Mohammad Pour Rahmatollah

Personal information
- Full name: Mohammad Pour Rahmatollah Fotmeh Sari
- Date of birth: 1 January 1995 (age 30)
- Place of birth: Bandar-e Anzali, Iran
- Height: 1.82 m (6 ft 0 in)
- Position(s): Midfielder

Team information
- Current team: Sardar Maklavan
- Number: 6

Youth career
- 2005–2007: Esteghlal Anzali
- 2007–2014: Malavan
- 2014–2016: Tractor Sazi

Senior career*
- Years: Team / Apps / (Gls)
- 2013–2019: Malavan / 35 / (1)
- 2014–2016: → Tractor Sazi (loan) / 2 / (0)
- 2019–2020: Chooka Talesh
- 2020–2021: Shahrdari Bandar Anzali
- 2021–: Sardar Maklavan

= Mohammad Pour Rahmatollah =

Iranian Football Midfielder (born 1995)

Mohammad Pour Rahmatollah Fotmeh Sari (محمد پوررحمت‌الله; born 1 January 1995) is an Iranian football midfielder who plays for Sardar Maklavan.

==Club career==
===Malavan===
He started his career with Esteghlal Anzali U12. Later he joined the Malavan Academy and spent 7 seasons with Malavan youth levels.
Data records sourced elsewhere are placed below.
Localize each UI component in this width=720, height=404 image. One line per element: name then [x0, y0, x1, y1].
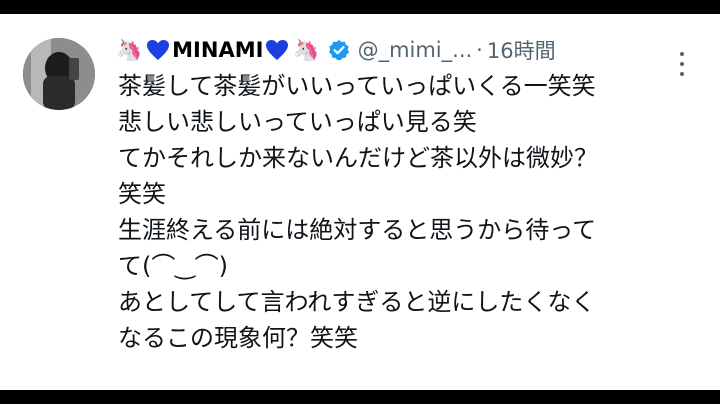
tweet-text-line: 悲しい悲しいっていっぱい見る笑 [118, 108, 477, 136]
tweet-text-line: 生涯終える前には絶対すると思うから待って [118, 216, 597, 244]
blue-heart-icon [265, 39, 289, 61]
tweet-text: 茶髪して茶髪がいいっていっぱいくる一笑笑 悲しい悲しいっていっぱい見る笑 てかそ… [118, 68, 708, 356]
user-handle[interactable]: @_mimi_... [358, 38, 473, 62]
timestamp[interactable]: 16時間 [487, 35, 556, 65]
unicorn-emoji-icon: 🦄 [116, 37, 143, 62]
tweet-text-line: 茶髪して茶髪がいいっていっぱいくる一笑笑 [118, 72, 596, 100]
separator-dot: · [476, 38, 483, 62]
tweet-text-line: てかそれしか来ないんだけど茶以外は微妙？ [118, 144, 598, 172]
unicorn-emoji-icon: 🦄 [293, 37, 320, 62]
verified-badge-icon [328, 39, 350, 61]
display-name-text: MINAMI [172, 38, 264, 62]
tweet-text-line: なるこの現象何？笑笑 [118, 324, 358, 352]
tweet-header: 🦄 MINAMI 🦄 @_mimi_... · 16時間 [114, 36, 694, 64]
tweet-text-line: て(⌒‿⌒) [118, 252, 229, 280]
avatar[interactable] [23, 38, 95, 110]
avatar-photo [23, 38, 95, 110]
display-name[interactable]: 🦄 MINAMI 🦄 [114, 38, 322, 63]
tweet-card: 🦄 MINAMI 🦄 @_mimi_... · 16時間 茶髪して茶髪がいいって… [0, 14, 720, 390]
tweet-text-line: 笑笑 [118, 180, 166, 208]
tweet-text-line: あとしてして言われすぎると逆にしたくなく [118, 288, 596, 316]
blue-heart-icon [146, 39, 170, 61]
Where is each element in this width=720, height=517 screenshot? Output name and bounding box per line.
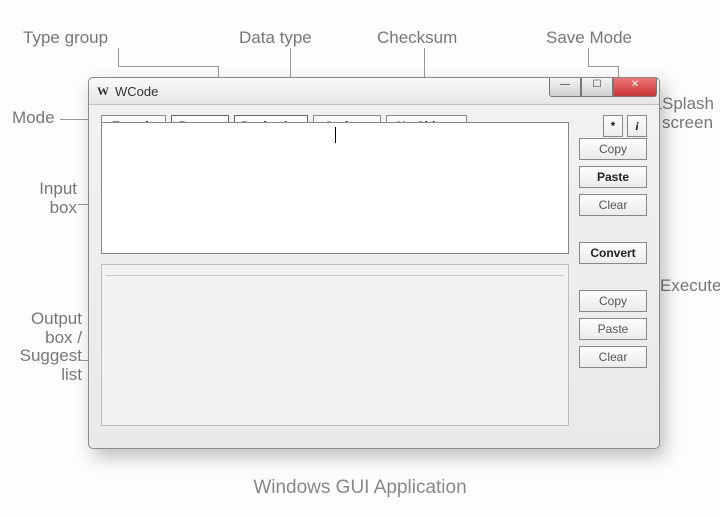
output-list[interactable] (101, 264, 569, 426)
text-caret (335, 127, 336, 143)
annotation-save-mode: Save Mode (546, 28, 632, 48)
output-separator (106, 275, 564, 276)
info-button[interactable]: i (627, 115, 647, 137)
window-controls: — ☐ ✕ (549, 78, 657, 97)
annotation-mode: Mode (12, 108, 55, 128)
output-copy-button[interactable]: Copy (579, 290, 647, 312)
output-paste-button[interactable]: Paste (579, 318, 647, 340)
window-title: WCode (115, 84, 158, 99)
figure-caption: Windows GUI Application (0, 477, 720, 499)
maximize-button[interactable]: ☐ (581, 78, 613, 97)
input-paste-button[interactable]: Paste (579, 166, 647, 188)
content-area (101, 122, 569, 434)
input-textarea[interactable] (101, 122, 569, 254)
output-clear-button[interactable]: Clear (579, 346, 647, 368)
annotation-execute: Execute (660, 276, 720, 296)
app-window: W WCode — ☐ ✕ Encode Raw Decimal Options… (88, 77, 660, 449)
close-button[interactable]: ✕ (613, 78, 657, 97)
convert-button[interactable]: Convert (579, 242, 647, 264)
side-buttons: Copy Paste Clear Convert Copy Paste Clea… (579, 138, 647, 368)
annotation-input-box: Input box (17, 180, 77, 217)
input-clear-button[interactable]: Clear (579, 194, 647, 216)
input-copy-button[interactable]: Copy (579, 138, 647, 160)
minimize-button[interactable]: — (549, 78, 581, 97)
app-icon: W (97, 84, 109, 99)
save-mode-button[interactable]: * (603, 115, 623, 137)
titlebar[interactable]: W WCode — ☐ ✕ (89, 78, 659, 105)
annotation-data-type: Data type (239, 28, 312, 48)
annotation-output-box: Output box / Suggest list (12, 310, 82, 385)
annotation-type-group: Type group (23, 28, 108, 48)
annotation-checksum: Checksum (377, 28, 457, 48)
annotation-splash-screen: Splash screen (662, 95, 717, 132)
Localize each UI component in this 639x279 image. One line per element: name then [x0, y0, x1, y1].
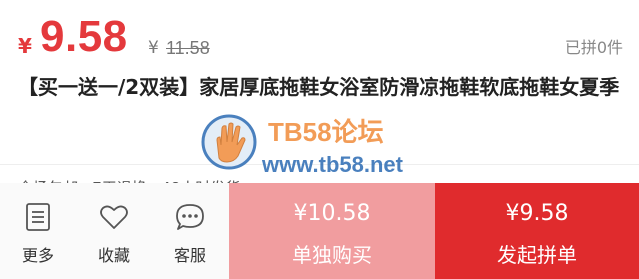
current-price: 9.58: [40, 12, 128, 61]
original-price-currency: ¥: [148, 38, 159, 58]
more-button[interactable]: 更多: [0, 183, 76, 279]
customer-service-button[interactable]: 客服: [152, 183, 229, 279]
watermark-brand: TB58论坛: [268, 117, 384, 147]
buy-alone-price: ¥10.58: [293, 201, 371, 226]
chat-bubble-icon: [176, 204, 204, 230]
favorite-button[interactable]: 收藏: [76, 183, 152, 279]
list-icon: [26, 203, 50, 231]
price-currency: ¥: [18, 34, 32, 58]
favorite-label: 收藏: [97, 246, 130, 265]
price-row: ¥ 9.58 ¥ 11.58 已拼0件: [18, 12, 623, 64]
bottom-action-bar: 更多 收藏 客服 ¥10.58 单独购买 ¥9.58 发起拼单: [0, 183, 639, 279]
group-buy-button[interactable]: ¥9.58 发起拼单: [435, 183, 639, 279]
buy-alone-button[interactable]: ¥10.58 单独购买: [229, 183, 435, 279]
buy-alone-label: 单独购买: [292, 243, 372, 267]
more-label: 更多: [21, 246, 54, 265]
watermark-url: www.tb58.net: [262, 152, 403, 177]
heart-icon: [100, 205, 128, 229]
sold-count: 已拼0件: [564, 38, 623, 57]
group-buy-price: ¥9.58: [505, 201, 569, 226]
hand-logo-icon: [201, 114, 257, 170]
product-title: 【买一送一/2双装】家居厚底拖鞋女浴室防滑凉拖鞋软底拖鞋女夏季: [18, 75, 620, 99]
service-label: 客服: [173, 246, 206, 265]
watermark: TB58论坛 www.tb58.net: [200, 110, 470, 180]
group-buy-label: 发起拼单: [497, 243, 577, 267]
original-price: 11.58: [166, 38, 210, 58]
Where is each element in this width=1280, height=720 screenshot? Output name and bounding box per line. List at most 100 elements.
He was called to the first team by Dragan Skočić and made his debut in 2013–14 Iran Pro League against Gostaresh Foulad as a starter.

===Tractor Sazi===
Pour Rahmatollah joined Tractor Sazi in summer 2014 with a two-years contract while he was contracted with Malavan. However, Tractor Sazi announced that he and Shahin Saghebi joined the club to spend their conscription period.

==Club career statistics==

| Club | Division | Season | League |  | Hazfi Cup |  | Asia |  | Total |  |
| Apps | Goals | Apps | Goals | Apps | Goals | Apps | Goals |
| Malavan | Pro League | 2013–14 | 12 | 0 | 2 | 0 | – | – | 14 | 0 |
| Tractor Sazi | 2014–15 | 0 | 0 | 0 | 0 | 0 | 0 | 0 | 0 |
| Career Totals |  |  | 12 | 0 | 2 | 0 | 0 | 0 | 14 | 0 |

==International career==
===U20===
He was invited to Iran U–20 by Ali Dousti Mehr to preparation for 2014 AFC U-19 Championship.